Posted by Joern Kottmann <ko...@gmail.com>.
Hello,

fixed up the code a bit. The performance is not really good. Do you have
any idea why that could be?

Neither the maxent or crf get good evaluation numbers on NER.

I will push the changes and then you can experiment with it too.

Jörn


On Mon, Oct 5, 2015 at 4:45 PM, Rodrigo Agerri <ra...@apache.org> wrote:

> Hi,
>
> On Tue, Sep 29, 2015 at 3:41 PM, Joern Kottmann <ko...@gmail.com>
> wrote:
> > We can also move
> > it to the sandbox, releasing it at Apache might be more difficult since
> > mallet pulls in incompatible licensed dependencies.
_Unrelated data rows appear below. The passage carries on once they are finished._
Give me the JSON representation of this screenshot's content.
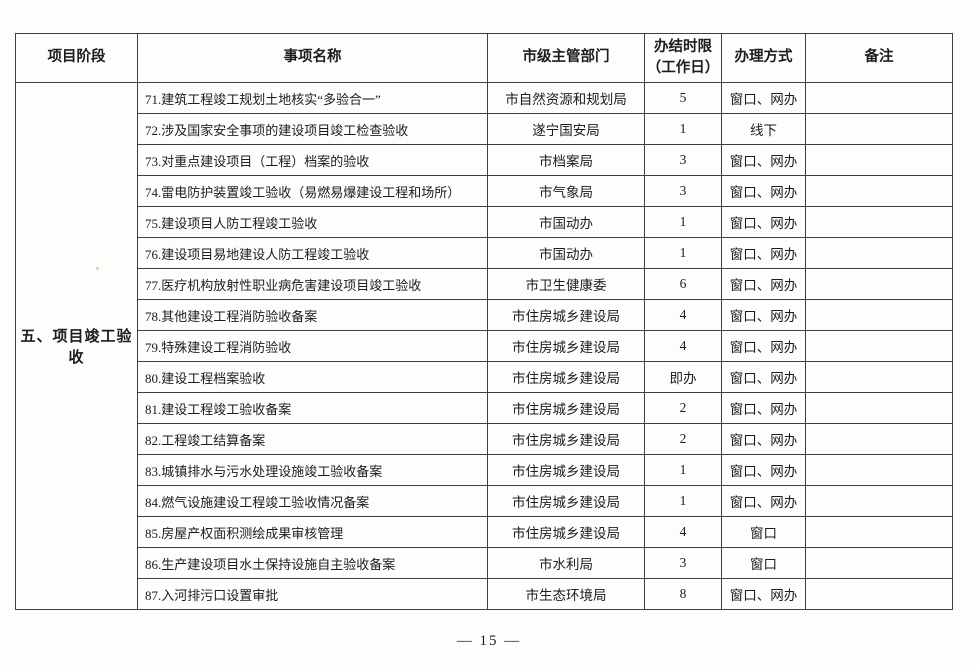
{
  "table": {
    "headers": {
      "stage": "项目阶段",
      "item": "事项名称",
      "department": "市级主管部门",
      "time_limit_line1": "办结时限",
      "time_limit_line2": "（工作日）",
      "method": "办理方式",
      "remark": "备注"
    },
    "stage_label": "五、项目竣工验收",
    "rows": [
      {
        "item": "71.建筑工程竣工规划土地核实“多验合一”",
        "department": "市自然资源和规划局",
        "time_limit": "5",
        "method": "窗口、网办",
        "remark": ""
      },
      {
        "item": "72.涉及国家安全事项的建设项目竣工检查验收",
        "department": "遂宁国安局",
        "time_limit": "1",
        "method": "线下",
        "remark": ""
      },
      {
        "item": "73.对重点建设项目（工程）档案的验收",
        "department": "市档案局",
        "time_limit": "3",
        "method": "窗口、网办",
        "remark": ""
      },
      {
        "item": "74.雷电防护装置竣工验收（易燃易爆建设工程和场所）",
        "department": "市气象局",
        "time_limit": "3",
        "method": "窗口、网办",
        "remark": ""
      },
      {
        "item": "75.建设项目人防工程竣工验收",
        "department": "市国动办",
        "time_limit": "1",
        "method": "窗口、网办",
        "remark": ""
      },
      {
        "item": "76.建设项目易地建设人防工程竣工验收",
        "department": "市国动办",
        "time_limit": "1",
        "method": "窗口、网办",
        "remark": ""
      },
      {
        "item": "77.医疗机构放射性职业病危害建设项目竣工验收",
        "department": "市卫生健康委",
        "time_limit": "6",
        "method": "窗口、网办",
        "remark": ""
      },
      {
        "item": "78.其他建设工程消防验收备案",
        "department": "市住房城乡建设局",
        "time_limit": "4",
        "method": "窗口、网办",
        "remark": ""
      },
      {
        "item": "79.特殊建设工程消防验收",
        "department": "市住房城乡建设局",
        "time_limit": "4",
        "method": "窗口、网办",
        "remark": ""
      },
      {
        "item": "80.建设工程档案验收",
        "department": "市住房城乡建设局",
        "time_limit": "即办",
        "method": "窗口、网办",
        "remark": ""
      },
      {
        "item": "81.建设工程竣工验收备案",
        "department": "市住房城乡建设局",
        "time_limit": "2",
        "method": "窗口、网办",
        "remark": ""
      },
      {
        "item": "82.工程竣工结算备案",
        "department": "市住房城乡建设局",
        "time_limit": "2",
        "method": "窗口、网办",
        "remark": ""
      },
      {
        "item": "83.城镇排水与污水处理设施竣工验收备案",
        "department": "市住房城乡建设局",
        "time_limit": "1",
        "method": "窗口、网办",
        "remark": ""
      },
      {
        "item": "84.燃气设施建设工程竣工验收情况备案",
        "department": "市住房城乡建设局",
        "time_limit": "1",
        "method": "窗口、网办",
        "remark": ""
      },
      {
        "item": "85.房屋产权面积测绘成果审核管理",
        "department": "市住房城乡建设局",
        "time_limit": "4",
        "method": "窗口",
        "remark": ""
      },
      {
        "item": "86.生产建设项目水土保持设施自主验收备案",
        "department": "市水利局",
        "time_limit": "3",
        "method": "窗口",
        "remark": ""
      },
      {
        "item": "87.入河排污口设置审批",
        "department": "市生态环境局",
        "time_limit": "8",
        "method": "窗口、网办",
        "remark": ""
      }
    ]
  },
  "footer": {
    "page_number": "— 15 —"
  }
}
But maybe that
> changed,
> > we can check.
>
> Mallet is released under Common Public License
>
> http://opensource.org/licenses/cpl1.0.php
>
> but as you have mentioned, it pulls several dependencies that are
> LGPL. These are the dependencies:
>
>   <dependency>
>       <groupId>org.beanshell</groupId>
>       <artifactId>bsh</artifactId>
>       <version>2.0b4</version>
>     </dependency>
>
> This version is LGPL, however, later versions are APL 2.0
>
> https://github.com/beanshell/beanshell
>
> <dependency>
>       <groupId>jgrapht</groupId>
>       <artifactId>jgrapht</artifactId>
>       <version>0.6.0</version>
>     </dependency>
>
> that version was also LGPL, but it has now been dual-licensed with EPL 1.0
>
> https://github.com/jgrapht/jgrapht/wiki/Relicensing
>
> which could be included also in APL 2.0 projects
>
> http://www.apache.org/legal/resolved.html
>
>  <dependency>
>       <groupId>net.sf.jwordnet</groupId>
>       <artifactId>jwnl</artifactId>
>       <version>1.4_rc3</version>
>     </dependency>
>
> BSD license, but this library has already been discussed here.
>
>  <dependency>
>       <groupId>net.sf.trove4j</groupId>
>       <artifactId>trove4j</artifactId>
>       <version>2.0.2</version>
>     </dependency>
>
> LGPL-ed.
>
> <dependency>
>       <groupId>com.googlecode.matrix-toolkits-java</groupId>
>       <artifactId>mtj</artifactId>
>       <version>0.9.14</version>
>     </dependency>
>
> also LGPL
>
> Rodrigo
>